It is often said, by non-lawyers, that there are too many lawyers. We might also ask whether there are too many law professors, and whether the supply of scholarship produced by those law professors exceeds any conceivable demand. This issue was highlighted for me today when I received the most recent Current Index of Legal Periodicals (CILP), which is published once every week or two and includes citations to all the new articles and papers that law professors like me, as well as law students, are publishing. The December 4, 2009 issue contains references to 31 new issues of law journals (every law school publishes up to three or four distinct journals, plus various associations of legal scholars have their own journals), including a total of 304 (by my quick count) articles, essays, lectures, case notes, and book reviews.
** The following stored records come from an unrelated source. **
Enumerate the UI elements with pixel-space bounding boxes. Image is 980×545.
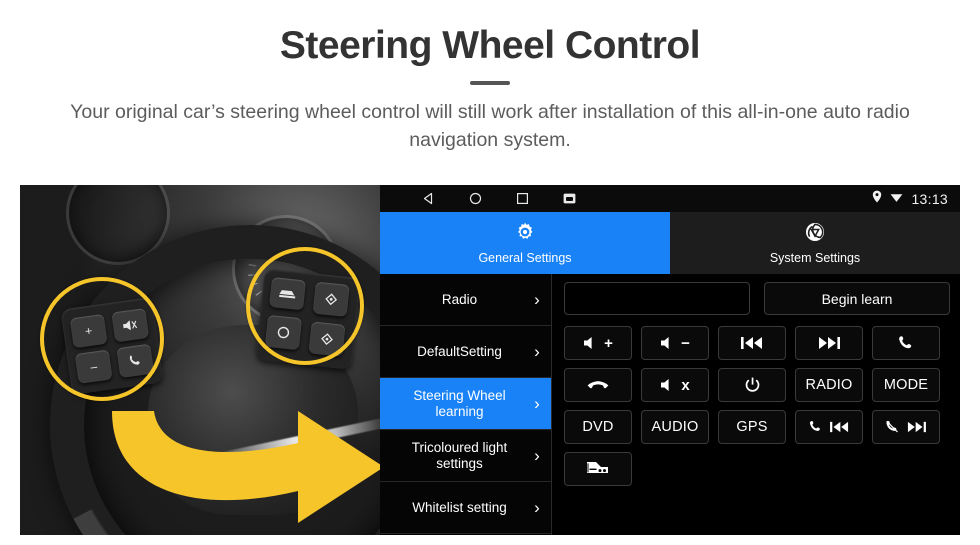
chevron-right-icon: › bbox=[534, 394, 540, 413]
audio-button[interactable]: AUDIO bbox=[641, 410, 709, 444]
function-button-grid: + − x RADIO MODE DVD AUDIO GPS bbox=[564, 326, 950, 486]
status-right-cluster: 13:13 bbox=[872, 185, 948, 212]
back-icon[interactable] bbox=[422, 192, 435, 205]
media-strip: + – 13:13 General Settings System Settin… bbox=[20, 185, 960, 535]
learn-status-input[interactable] bbox=[564, 282, 750, 315]
answer-call-button[interactable] bbox=[872, 326, 940, 360]
volume-up-button[interactable]: + bbox=[564, 326, 632, 360]
page-root: Steering Wheel Control Your original car… bbox=[0, 0, 980, 545]
mute-button[interactable]: x bbox=[641, 368, 709, 402]
system-swirl-icon bbox=[804, 221, 826, 246]
yellow-arrow-icon bbox=[112, 411, 380, 523]
power-button[interactable] bbox=[718, 368, 786, 402]
next-track-icon bbox=[817, 336, 841, 350]
end-call-button[interactable] bbox=[564, 368, 632, 402]
power-icon bbox=[744, 377, 761, 394]
recents-icon[interactable] bbox=[516, 192, 529, 205]
wifi-icon bbox=[890, 190, 903, 208]
begin-learn-button[interactable]: Begin learn bbox=[764, 282, 950, 315]
call-previous-button[interactable] bbox=[795, 410, 863, 444]
settings-tabs: General Settings System Settings bbox=[380, 212, 960, 274]
sidebar-item-steering-wheel-learning[interactable]: Steering Wheel learning › bbox=[380, 378, 551, 430]
chevron-right-icon: › bbox=[534, 446, 540, 465]
chevron-right-icon: › bbox=[534, 342, 540, 361]
hangup-next-button[interactable] bbox=[872, 410, 940, 444]
phone-icon bbox=[898, 335, 915, 352]
sidebar-item-label: Tricoloured light settings bbox=[411, 439, 508, 471]
gps-button-label: GPS bbox=[736, 419, 768, 435]
title-divider bbox=[470, 80, 510, 85]
page-title: Steering Wheel Control bbox=[279, 24, 701, 67]
mode-button[interactable]: MODE bbox=[872, 368, 940, 402]
android-nav-buttons bbox=[422, 192, 576, 205]
prev-track-icon bbox=[829, 421, 850, 433]
tab-general-settings-label: General Settings bbox=[478, 251, 572, 265]
prev-track-icon bbox=[740, 336, 764, 350]
speaker-icon bbox=[660, 378, 677, 392]
volume-down-button[interactable]: − bbox=[641, 326, 709, 360]
gps-button[interactable]: GPS bbox=[718, 410, 786, 444]
next-track-icon bbox=[906, 421, 927, 433]
radio-button[interactable]: RADIO bbox=[795, 368, 863, 402]
sidebar-item-label: DefaultSetting bbox=[417, 343, 502, 359]
phone-hangup-icon bbox=[586, 379, 610, 392]
screenshot-icon[interactable] bbox=[563, 193, 576, 204]
sidebar-item-label: Whitelist setting bbox=[412, 499, 507, 515]
chevron-right-icon: › bbox=[534, 498, 540, 517]
android-status-bar: 13:13 bbox=[380, 185, 960, 212]
sidebar-item-label: Radio bbox=[441, 291, 478, 307]
home-icon[interactable] bbox=[469, 192, 482, 205]
sidebar-item-label: Steering Wheel learning bbox=[413, 387, 506, 419]
settings-body: Radio › DefaultSetting › Steering Wheel … bbox=[380, 274, 960, 535]
next-track-button[interactable] bbox=[795, 326, 863, 360]
head-unit-screen: 13:13 General Settings System Settings R… bbox=[380, 185, 960, 535]
sidebar-item-whitelist-setting[interactable]: Whitelist setting › bbox=[380, 482, 551, 534]
car-icon bbox=[585, 460, 611, 478]
steering-wheel-learning-panel: Begin learn + − x RADIO MODE DVD AUDIO G… bbox=[552, 274, 960, 535]
tab-general-settings[interactable]: General Settings bbox=[380, 212, 670, 274]
settings-sidebar: Radio › DefaultSetting › Steering Wheel … bbox=[380, 274, 552, 535]
radio-button-label: RADIO bbox=[805, 377, 853, 393]
tab-system-settings-label: System Settings bbox=[769, 251, 861, 265]
phone-hangup-icon bbox=[885, 420, 900, 434]
pointer-arrow bbox=[102, 381, 380, 535]
sidebar-item-radio[interactable]: Radio › bbox=[380, 274, 551, 326]
page-header: Steering Wheel Control Your original car… bbox=[0, 0, 980, 154]
speaker-icon bbox=[583, 336, 600, 350]
chevron-right-icon: › bbox=[534, 290, 540, 309]
dvd-button-label: DVD bbox=[582, 419, 614, 435]
location-pin-icon bbox=[872, 190, 882, 208]
steering-wheel-photo: + – bbox=[20, 185, 380, 535]
learn-controls-row: Begin learn bbox=[564, 282, 950, 315]
sidebar-item-tricoloured-light-settings[interactable]: Tricoloured light settings › bbox=[380, 430, 551, 482]
previous-track-button[interactable] bbox=[718, 326, 786, 360]
sidebar-item-defaultsetting[interactable]: DefaultSetting › bbox=[380, 326, 551, 378]
vehicle-info-button[interactable] bbox=[564, 452, 632, 486]
phone-icon bbox=[809, 420, 823, 434]
page-subtitle: Your original car’s steering wheel contr… bbox=[70, 100, 910, 151]
status-clock: 13:13 bbox=[911, 190, 948, 207]
right-controls-highlight-circle bbox=[246, 247, 364, 365]
tab-system-settings[interactable]: System Settings bbox=[670, 212, 960, 274]
mode-button-label: MODE bbox=[883, 377, 929, 393]
speaker-icon bbox=[660, 336, 677, 350]
dvd-button[interactable]: DVD bbox=[564, 410, 632, 444]
audio-button-label: AUDIO bbox=[651, 419, 699, 435]
gear-icon bbox=[514, 221, 536, 246]
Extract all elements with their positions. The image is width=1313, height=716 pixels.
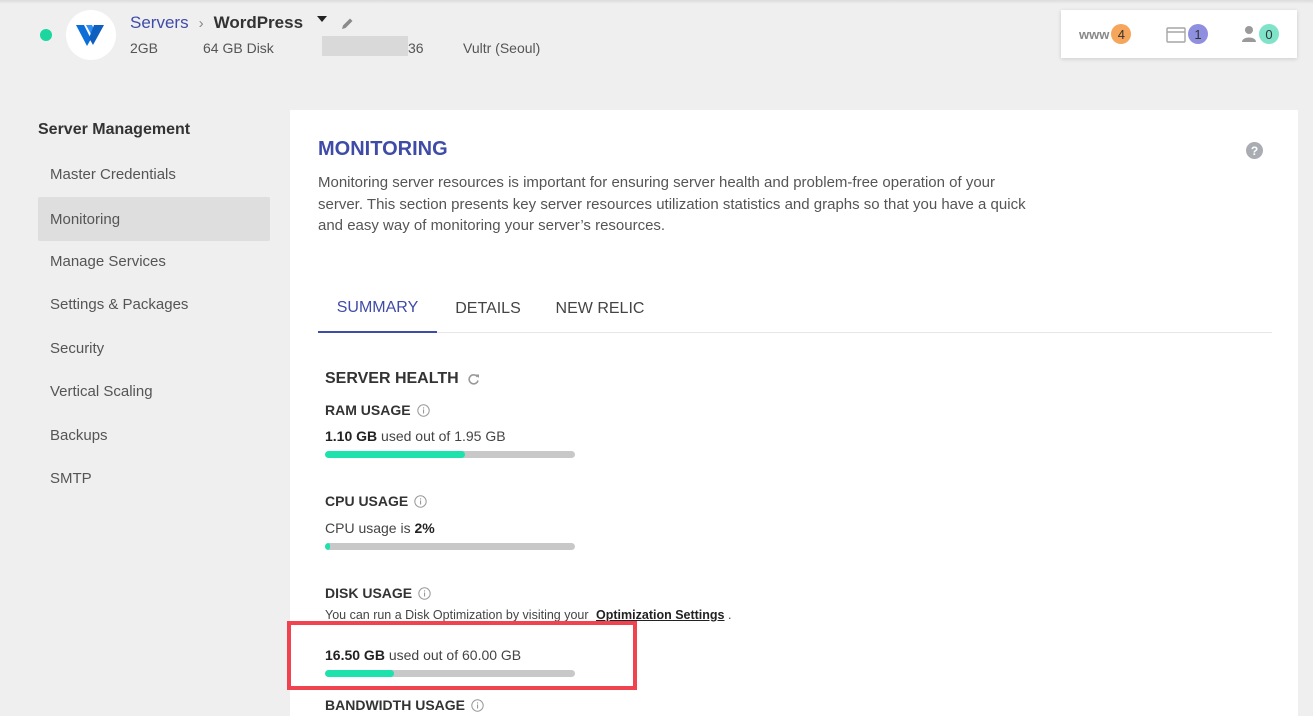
- tab-details[interactable]: DETAILS: [440, 284, 536, 333]
- breadcrumb-current: WordPress: [213, 13, 304, 32]
- caret-down-icon[interactable]: [317, 16, 328, 22]
- info-icon[interactable]: [416, 403, 430, 417]
- cpu-usage-bar: [325, 543, 575, 550]
- folder-icon: [1166, 26, 1186, 43]
- server-provider: Vultr (Seoul): [463, 40, 541, 56]
- ram-usage-value: 1.10 GB used out of 1.95 GB: [325, 428, 506, 444]
- disk-note-end: .: [724, 608, 732, 622]
- status-dot: [40, 29, 52, 41]
- cpu-percent: 2%: [414, 520, 435, 536]
- www-counter[interactable]: www 4: [1079, 24, 1132, 44]
- info-icon[interactable]: [471, 698, 484, 712]
- sidebar-title: Server Management: [38, 121, 191, 138]
- server-health-label: SERVER HEALTH: [325, 370, 459, 387]
- breadcrumb-servers-link[interactable]: Servers: [130, 13, 189, 33]
- ram-usage-fill: [325, 451, 465, 458]
- chevron-right-icon: ›: [198, 14, 204, 32]
- sidebar-item-monitoring[interactable]: Monitoring: [38, 197, 270, 241]
- cpu-usage-title: CPU USAGE: [325, 493, 427, 509]
- sidebar-item-backups[interactable]: Backups: [38, 413, 270, 457]
- ram-usage-title: RAM USAGE: [325, 402, 430, 418]
- sidebar-item-settings-packages[interactable]: Settings & Packages: [38, 282, 270, 326]
- top-shadow: [0, 0, 1313, 4]
- sidebar-item-security[interactable]: Security: [38, 326, 270, 370]
- counters-panel: www 4 1 0: [1061, 10, 1297, 58]
- bandwidth-usage-title: BANDWIDTH USAGE: [325, 697, 484, 713]
- page-title: MONITORING: [318, 138, 448, 160]
- ram-usage-bar: [325, 451, 575, 458]
- disk-note-text: You can run a Disk Optimization by visit…: [325, 608, 593, 622]
- disk-optimization-note: You can run a Disk Optimization by visit…: [325, 608, 731, 622]
- users-count-badge: 0: [1259, 24, 1279, 44]
- pencil-icon[interactable]: [341, 17, 354, 30]
- help-icon[interactable]: ?: [1246, 142, 1263, 159]
- www-icon: www: [1079, 26, 1110, 42]
- cpu-usage-text: CPU usage is: [325, 520, 415, 536]
- server-health-title: SERVER HEALTH: [325, 370, 480, 388]
- refresh-icon[interactable]: [467, 373, 480, 386]
- sidebar-item-master-credentials[interactable]: Master Credentials: [38, 152, 270, 196]
- cpu-usage-label: CPU USAGE: [325, 493, 409, 509]
- www-count-badge: 4: [1111, 24, 1132, 44]
- page-description: Monitoring server resources is important…: [318, 174, 1026, 234]
- disk-usage-label: DISK USAGE: [325, 585, 413, 601]
- files-counter[interactable]: 1: [1166, 24, 1208, 44]
- tab-summary[interactable]: SUMMARY: [318, 284, 437, 333]
- cpu-usage-fill: [325, 543, 330, 550]
- sidebar-item-smtp[interactable]: SMTP: [38, 456, 270, 500]
- user-icon: [1241, 25, 1257, 43]
- info-icon[interactable]: [418, 586, 431, 600]
- sidebar-item-manage-services[interactable]: Manage Services: [38, 239, 270, 283]
- optimization-settings-link[interactable]: Optimization Settings: [596, 608, 724, 622]
- tab-new-relic[interactable]: NEW RELIC: [542, 284, 658, 333]
- bandwidth-usage-label: BANDWIDTH USAGE: [325, 697, 465, 713]
- disk-usage-highlight: [287, 621, 637, 690]
- ram-total: used out of 1.95 GB: [377, 428, 506, 444]
- vultr-logo-icon: [66, 10, 116, 60]
- files-count-badge: 1: [1188, 24, 1208, 44]
- sidebar-item-vertical-scaling[interactable]: Vertical Scaling: [38, 369, 270, 413]
- server-ip: 36: [408, 40, 424, 56]
- tab-bar: SUMMARY DETAILS NEW RELIC: [318, 284, 1272, 333]
- ip-redaction: [322, 36, 408, 56]
- disk-usage-title: DISK USAGE: [325, 585, 431, 601]
- breadcrumb: Servers › WordPress: [130, 12, 354, 34]
- server-ram: 2GB: [130, 40, 159, 56]
- ram-usage-label: RAM USAGE: [325, 402, 411, 418]
- server-disk: 64 GB Disk: [203, 40, 274, 56]
- ram-used: 1.10 GB: [325, 428, 378, 444]
- cpu-usage-value: CPU usage is 2%: [325, 520, 435, 536]
- info-icon[interactable]: [414, 494, 427, 508]
- users-counter[interactable]: 0: [1241, 24, 1279, 44]
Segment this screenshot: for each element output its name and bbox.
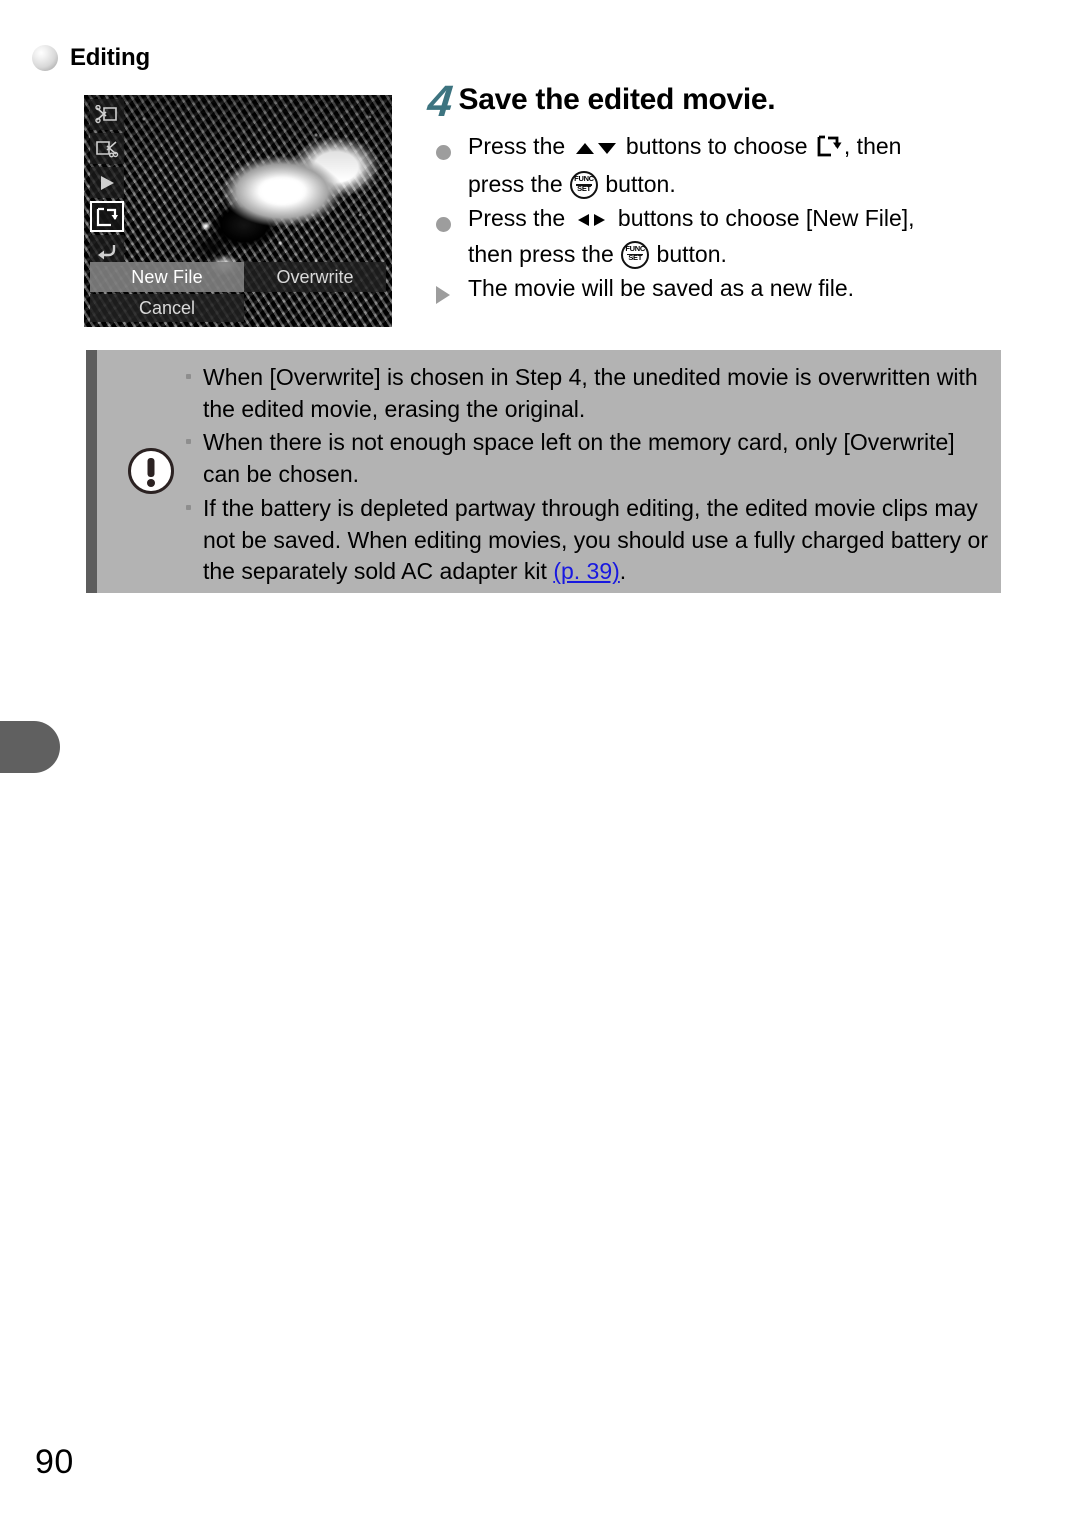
bullet-1-text-c: , then [843, 133, 902, 160]
cancel-option[interactable]: Cancel [90, 294, 244, 322]
step-bullet-2: Press the buttons to choose [New File], [436, 202, 1028, 238]
step-instructions: 4 Save the edited movie. Press the butto… [425, 77, 1028, 305]
step-bullet-1-continuation: press the FUNC SET button. [468, 168, 1028, 202]
bullet-1-cont-a: press the [468, 171, 569, 198]
save-new-file-icon[interactable] [90, 201, 124, 232]
square-bullet-icon [186, 439, 191, 445]
chapter-index-tab [0, 721, 60, 773]
caution-item-text: When there is not enough space left on t… [203, 429, 955, 488]
trim-back-icon[interactable] [90, 133, 124, 164]
bullet-1-cont-b: button. [599, 171, 676, 198]
sphere-bullet-icon [32, 45, 58, 71]
save-options-menu: New File Overwrite Cancel [90, 262, 386, 322]
play-icon[interactable] [90, 167, 124, 198]
bullet-1-text-a: Press the [468, 133, 572, 160]
overwrite-option[interactable]: Overwrite [244, 262, 386, 292]
step-result-line: The movie will be saved as a new file. [436, 272, 1028, 306]
up-down-buttons-icon [575, 132, 617, 166]
save-new-file-icon [816, 134, 842, 168]
bullet-1-text-b: buttons to choose [619, 133, 814, 160]
left-right-buttons-icon [575, 204, 609, 238]
trim-front-icon[interactable] [90, 99, 124, 130]
step-bullet-2-continuation: then press the FUNC SET button. [468, 238, 1028, 272]
new-file-option[interactable]: New File [90, 262, 244, 292]
camera-screen-illustration: New File Overwrite Cancel [84, 95, 392, 327]
step-heading: 4 Save the edited movie. [425, 77, 1028, 126]
bullet-2-text-a: Press the [468, 205, 572, 232]
caution-item: If the battery is depleted partway throu… [185, 493, 995, 588]
result-triangle-icon [436, 272, 450, 306]
step-number: 4 [425, 77, 456, 126]
func-set-button-icon: FUNC SET [621, 240, 650, 269]
step-bullet-1: Press the buttons to choose , then [436, 130, 1028, 168]
step-bullet-list: Press the buttons to choose , then press… [428, 130, 1028, 305]
func-set-button-icon: FUNC SET [570, 171, 598, 200]
camera-edit-toolbar [90, 99, 124, 266]
page-number: 90 [35, 1443, 74, 1481]
step-title: Save the edited movie. [458, 83, 776, 116]
page-reference-link[interactable]: (p. 39) [553, 558, 619, 584]
bullet-2-cont-b: button. [650, 240, 727, 267]
caution-item: When [Overwrite] is chosen in Step 4, th… [185, 362, 995, 425]
running-head: Editing [32, 44, 150, 72]
bullet-2-text-b: buttons to choose [New File], [611, 205, 915, 232]
section-title: Editing [70, 44, 150, 71]
caution-item-text: When [Overwrite] is chosen in Step 4, th… [203, 364, 978, 422]
square-bullet-icon [186, 374, 191, 379]
caution-list: When [Overwrite] is chosen in Step 4, th… [185, 362, 995, 590]
bullet-dot-icon [436, 130, 451, 164]
caution-box: When [Overwrite] is chosen in Step 4, th… [86, 350, 1001, 593]
bullet-dot-icon [436, 202, 451, 236]
exclamation-circle-icon [128, 448, 174, 494]
square-bullet-icon [186, 504, 191, 510]
bullet-2-cont-a: then press the [468, 240, 621, 267]
caution-item-period: . [619, 558, 627, 585]
caution-item: When there is not enough space left on t… [185, 427, 995, 490]
result-text: The movie will be saved as a new file. [468, 274, 855, 301]
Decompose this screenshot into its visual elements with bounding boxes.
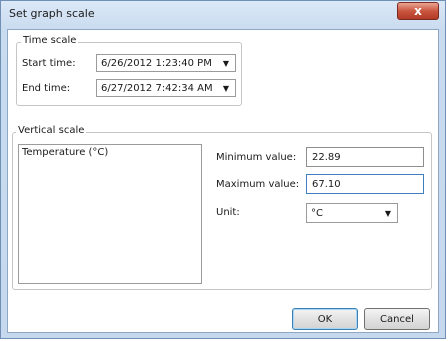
start-time-label: Start time:	[22, 58, 76, 69]
minimum-value-input[interactable]: 22.89	[306, 147, 424, 167]
dialog-title: Set graph scale	[9, 7, 95, 20]
maximum-value-label: Maximum value:	[216, 179, 300, 190]
vertical-scale-label: Vertical scale	[16, 125, 87, 136]
time-scale-label: Time scale	[21, 35, 79, 46]
cancel-button[interactable]: Cancel	[364, 308, 430, 330]
dialog-window: Set graph scale x Time scale Start time:…	[0, 0, 446, 339]
minimum-value-label: Minimum value:	[216, 152, 297, 163]
chevron-down-icon: ▼	[222, 59, 229, 68]
end-time-label: End time:	[22, 83, 71, 94]
unit-dropdown[interactable]: °C ▼	[306, 203, 398, 223]
start-time-value: 6/26/2012 1:23:40 PM	[101, 57, 212, 69]
start-time-dropdown[interactable]: 6/26/2012 1:23:40 PM ▼	[96, 54, 236, 72]
chevron-down-icon: ▼	[222, 84, 229, 93]
series-listbox[interactable]: Temperature (°C)	[18, 144, 202, 284]
unit-label: Unit:	[216, 207, 240, 218]
list-item[interactable]: Temperature (°C)	[19, 145, 201, 160]
dialog-content: Time scale Start time: 6/26/2012 1:23:40…	[7, 29, 439, 333]
ok-button[interactable]: OK	[292, 308, 358, 330]
minimum-value-text: 22.89	[312, 151, 341, 163]
close-button[interactable]: x	[397, 2, 439, 20]
close-icon: x	[414, 4, 422, 18]
maximum-value-input[interactable]: 67.10	[306, 174, 424, 194]
chevron-down-icon: ▼	[384, 209, 391, 218]
title-bar[interactable]: Set graph scale x	[1, 1, 445, 25]
end-time-dropdown[interactable]: 6/27/2012 7:42:34 AM ▼	[96, 79, 236, 97]
end-time-value: 6/27/2012 7:42:34 AM	[101, 82, 213, 94]
maximum-value-text: 67.10	[312, 178, 341, 190]
unit-value: °C	[311, 207, 323, 219]
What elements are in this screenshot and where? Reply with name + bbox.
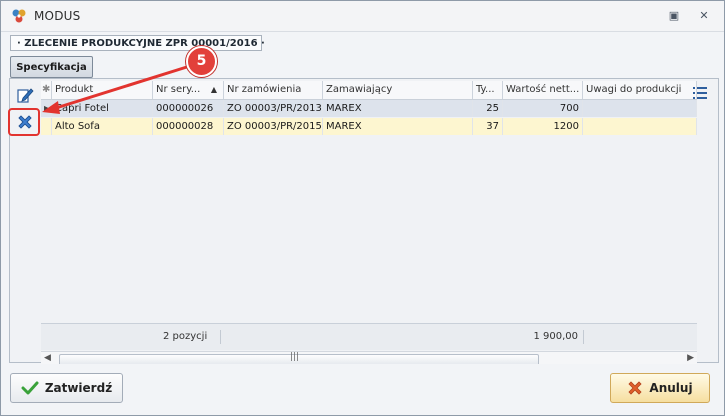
table-row[interactable]: Alto Sofa 000000028 ZO 00003/PR/2015 MAR…	[41, 118, 697, 135]
edit-icon	[17, 88, 34, 103]
row-indicator	[41, 118, 52, 135]
cell-zamawiajacy: MAREX	[323, 100, 473, 117]
cell-produkt: Alto Sofa	[52, 118, 153, 135]
tab-specyfikacja[interactable]: Specyfikacja	[10, 56, 93, 78]
column-header-typ[interactable]: Ty...	[473, 81, 503, 99]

Many of those articles are excellent, some may even be ground breaking; many others are not so good. For the most part, I (presumably like most of my colleagues) scan the CILP looking for articles that directly relate to my current research projects; I simply don't have time to even look at other pieces, unless they are authored by friends or favorite scholars. More importantly, as I scan the CILP, I imagine hundreds of other legal scholars (and possibly a few intellectually curious judges or lawyers) scanning the CILP and moving right past my own articles, as if they do not even exist. It makes me wonder why I bother to write (and, believe me, writing is a bother). Of course, I have to write anyway. It's simply what I do, part of who I am.
In any case, I'd like to take this opportunity to apologize to all my colleagues in the legal academy who put their hearts and minds into writing important and interesting articles and essays that I will never have the time to read.